Во «Времена года» Вера неслась на ста тридцати, не терпелось поделиться с Берзиным обнадеживающими вестями. Взбежала по лестнице на третий этаж, что вообще-то ей было противопоказано. Слава сидел у стола, быстро тыкал пальцами в экран коммуникатора.
— Наконец-то! Чего ты так долго? Я заждался сюрприза.
Он, кажется, тоже приготовил сюрприз — чутким обонянием Вера уловила легкий аромат духов. Она в парфюме не разбиралась, но судя по тонкости букета, это было что-то сложное и дорогое.
И хоть духами Вера не пользовалась, а все равно было приятно. Надо же, раздобыл где-то. В Довиль сгонял?
— Знаешь, я не душусь. Из принципа. Кому нравлюсь я, тому понравится и мой запах, — сказала она, улыбаясь, чтоб он не обиделся.
— Знаю. Поэтому духов тебе не дарю. И сам перестал одеколоном пользоваться. А чего это ты вдруг?

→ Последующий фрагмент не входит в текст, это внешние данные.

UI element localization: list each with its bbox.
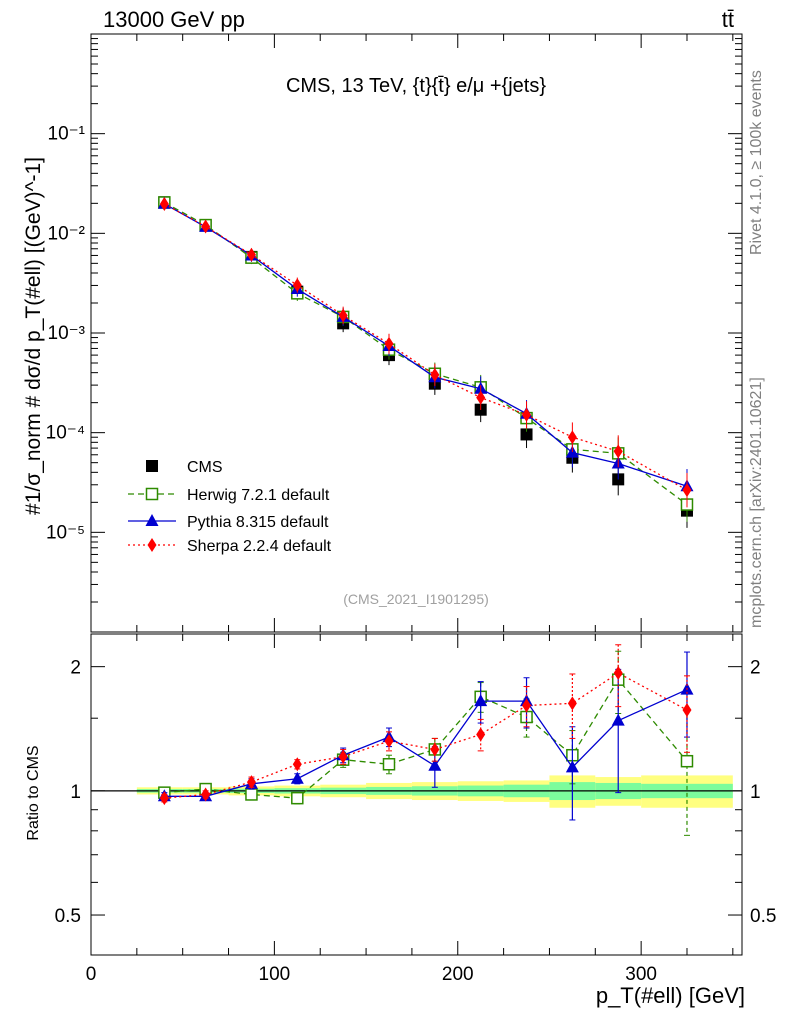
data-point bbox=[159, 196, 169, 211]
mcplots-label: mcplots.cern.ch [arXiv:2401.10621] bbox=[748, 377, 765, 628]
series-0 bbox=[158, 196, 693, 528]
process-label: tt̄ bbox=[722, 7, 734, 32]
ratio-point bbox=[292, 757, 302, 772]
x-axis-label: p_T(#ell) [GeV] bbox=[596, 983, 745, 1008]
ratio-point bbox=[291, 791, 304, 805]
rivet-label: Rivet 4.1.0, ≥ 100k events bbox=[748, 70, 765, 255]
legend-marker bbox=[147, 538, 157, 552]
ratio-y-tick-label-right: 1 bbox=[750, 782, 761, 803]
series-1 bbox=[158, 196, 694, 522]
ratio-point bbox=[201, 787, 211, 802]
ratio-point bbox=[246, 775, 256, 790]
ratio-point bbox=[682, 703, 692, 718]
svg-text:#1/σ_norm # dσ/d p_T(#ell) [(G: #1/σ_norm # dσ/d p_T(#ell) [(GeV)^-1] bbox=[22, 157, 45, 515]
ratio-line bbox=[164, 688, 688, 797]
data-point bbox=[682, 483, 692, 498]
ratio-line bbox=[164, 672, 688, 799]
ratio-point bbox=[611, 713, 625, 726]
data-point bbox=[520, 428, 533, 441]
ratio-line bbox=[164, 678, 688, 799]
legend-label: Pythia 8.315 default bbox=[187, 514, 329, 531]
legend-entry: Sherpa 2.2.4 default bbox=[128, 538, 332, 555]
x-tick-label: 0 bbox=[86, 964, 97, 985]
plot-title: CMS, 13 TeV, {t}{t̄} e/μ +{jets} bbox=[286, 75, 546, 97]
ratio-point bbox=[428, 758, 442, 771]
svg-text:Ratio to CMS: Ratio to CMS bbox=[25, 745, 42, 840]
main-y-tick-label: 10⁻⁴ bbox=[46, 423, 85, 444]
data-point bbox=[384, 336, 394, 351]
ratio-series-0 bbox=[158, 650, 694, 836]
series-line bbox=[164, 203, 688, 491]
data-point bbox=[476, 390, 486, 405]
ratio-point bbox=[565, 760, 579, 773]
data-point bbox=[338, 308, 348, 323]
main-y-axis-label: #1/σ_norm # dσ/d p_T(#ell) [(GeV)^-1] bbox=[22, 157, 45, 515]
legend-label: Herwig 7.2.1 default bbox=[187, 487, 330, 504]
data-point bbox=[613, 444, 623, 459]
ratio-y-tick-label-right: 2 bbox=[750, 658, 761, 679]
data-point bbox=[522, 407, 532, 422]
ratio-point bbox=[613, 666, 623, 681]
ratio-y-tick-label: 1 bbox=[70, 782, 81, 803]
x-tick-label: 300 bbox=[625, 964, 657, 985]
ratio-y-tick-label-right: 0.5 bbox=[750, 906, 776, 927]
ratio-point bbox=[680, 754, 694, 768]
data-point bbox=[201, 219, 211, 234]
data-point bbox=[567, 430, 577, 445]
ratio-point bbox=[522, 698, 532, 713]
ratio-point bbox=[245, 788, 258, 801]
analysis-id: (CMS_2021_I1901295) bbox=[343, 591, 489, 607]
x-tick-label: 100 bbox=[259, 964, 291, 985]
ratio-point bbox=[384, 734, 394, 749]
ratio-plot-frame bbox=[90, 633, 743, 956]
ratio-point bbox=[338, 749, 348, 764]
x-tick-label: 200 bbox=[442, 964, 474, 985]
ratio-point bbox=[474, 694, 488, 707]
legend-label: Sherpa 2.2.4 default bbox=[187, 538, 332, 555]
legend-label: CMS bbox=[187, 459, 223, 476]
ratio-y-axis-label: Ratio to CMS bbox=[25, 745, 42, 840]
ratio-y-tick-label: 2 bbox=[70, 658, 81, 679]
ratio-point bbox=[476, 727, 486, 742]
legend-entry: Herwig 7.2.1 default bbox=[128, 487, 330, 504]
legend-entry: Pythia 8.315 default bbox=[128, 514, 329, 531]
ratio-point bbox=[382, 758, 396, 771]
legend-marker bbox=[145, 514, 159, 526]
series-line bbox=[164, 203, 688, 487]
beam-label: 13000 GeV pp bbox=[103, 7, 245, 32]
data-point bbox=[292, 278, 302, 293]
ratio-point bbox=[290, 771, 304, 784]
ratio-series-2 bbox=[159, 644, 692, 806]
ratio-point bbox=[430, 742, 440, 757]
main-y-tick-label: 10⁻¹ bbox=[48, 124, 86, 145]
legend-entry: CMS bbox=[146, 459, 223, 476]
ratio-y-tick-label: 0.5 bbox=[55, 906, 81, 927]
ratio-point bbox=[567, 696, 577, 711]
legend-marker bbox=[146, 460, 158, 472]
main-y-tick-label: 10⁻³ bbox=[48, 323, 86, 344]
main-y-tick-label: 10⁻⁵ bbox=[46, 522, 85, 543]
legend-marker bbox=[145, 487, 159, 501]
data-point bbox=[430, 367, 440, 382]
main-y-tick-label: 10⁻² bbox=[48, 223, 86, 244]
data-point bbox=[246, 247, 256, 262]
series-line bbox=[164, 201, 688, 506]
series-3 bbox=[159, 196, 692, 508]
ratio-point bbox=[159, 791, 169, 806]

Странно. Вера потянула носом воздух. Точно парфюм!
— Кто-нибудь заходил?
— Нет. Я тут все время, как дятел, по кнопкам стучу, письма и эсэмэски рассылаю, с извинениями. За отмененные встречи.
И Верино оживление сразу сникло. Он что-то от нее скрывает. Вернее, кого-то. Дорогими духами в мезоне пользуются только богатые старухи, у женщин из персонала нет таких денег. Или здесь побывал кто-то со стороны?
Хотела спросить напрямую, но не стала. Сочла ниже своего достоинства. Ну и вообще — что за пошлая сцена! «Ты был с женщиной, не ври мне, я чувствую запах!» Телесериал какой-то.
Настроение совсем испортилось, когда Берзин отнесся к ее предложению насчет Эдуарда Ивановича безо всякого интереса.
— На кой это надо? Сейчас мучаюсь только я, когда его вижу. Сам-то он вполне доволен. А вернуть ему память, что будет? Опять начнет квасить по-черному и в стенку врежется? Нет уж, пусть муха сидит в своем янтаре.
Кто же тут у него был? И, главное, зачем скрывать? Вдруг ей неудержимо захотелось сказать ему какую-нибудь гадость.